Series Test for Convergence Problem

[porroadventum]

1. Is 1/(√(2n-1) convergent?


2. I have tried the first comparison test: a_n= 1/(√(2n-1) and b_n=1/(n^1/2. 0<=a_n<=b_n. But b_n diverges so we get no information.

I have tried the second comparson test and let b_n=1/n. But a_n/b_n=∞ so once again I get no information.

I have tried the ratio test but the lim_n→∞a_n+1/a_n=1 so I get no information.

I have tried the root test but limsup_n→∞a_n=1 so I get no information..



3. I have run out of options! Can anyone offer a hint as to what I should try next? Perhaps a different b_n for the first comparison test?

 

[gottfried]

I'm busy doing my first course in real analysis at the moment so I'm no expert and could well be wrong but given than the sequence is decreasing you can and probably should use the integral test.

 

[jbunniii]

1. Is 1/(√(2n-1) convergent?

I assume you mean
$$\sum_{n = 1}^\infty \frac{1}{\sqrt{2n-1}}$$
Note that $\sqrt{2n-1} \leq 2n-1 < 2n$. Try using this fact to apply the comparison test.

 

[porroadventum]

Sorry, I do mean the summation of 1/(√(2n-1)! Thank you very much for your help.

 

[SammyS]

1. Is 1/(√(2n-1) convergent?[/b]

2. I have tried the first comparison test: a_n= 1/(√(2n-1) and b_n=1/(n^1/2. 0<=a_n<=b_n. But b_n diverges so we get no information.

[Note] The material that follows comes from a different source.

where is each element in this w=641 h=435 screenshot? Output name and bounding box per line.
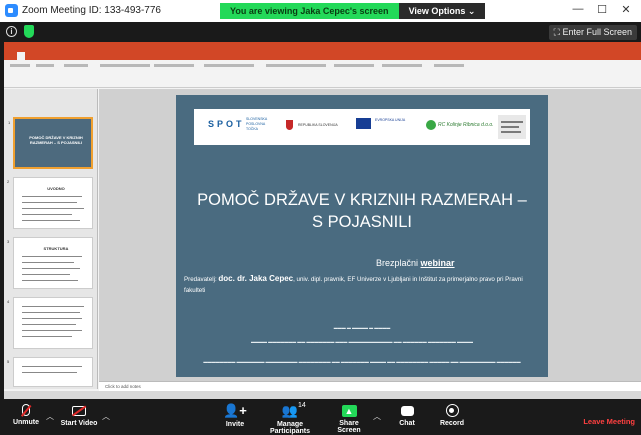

I have tried the second comparison test and let b_n=1/n. But a_n/b_n=∞ so once again I get no information.

I have tried the ratio test but the lim_n→∞a_n+1/a_n=1 so I get no information.

I have tried the root test but limsup_n→∞a_n=1 so I get no information.[/b].

3. I have run out of options! Can anyone offer a hint as to what I should try next? Perhaps a different b_n for the first comparison test?[/b]

(You may get a warning from a Moderator regarding posting in bold typeface.)


If the series diverges, then you need to compare your series to a divergent series which is smaller, term by term.

 

[porroadventum]

I did not know I was not allowed to post using bold. I noticed the bold input letters were already there so just typed within them... I'm sorry I will not do it again.

 

[Mark44]

Bolding removed. To the OP - please don't remove the parts of the template (problem statement, relevant equations, etc.). Removing these parts and then typing between the B tags caused everything you wrote to appear in bold.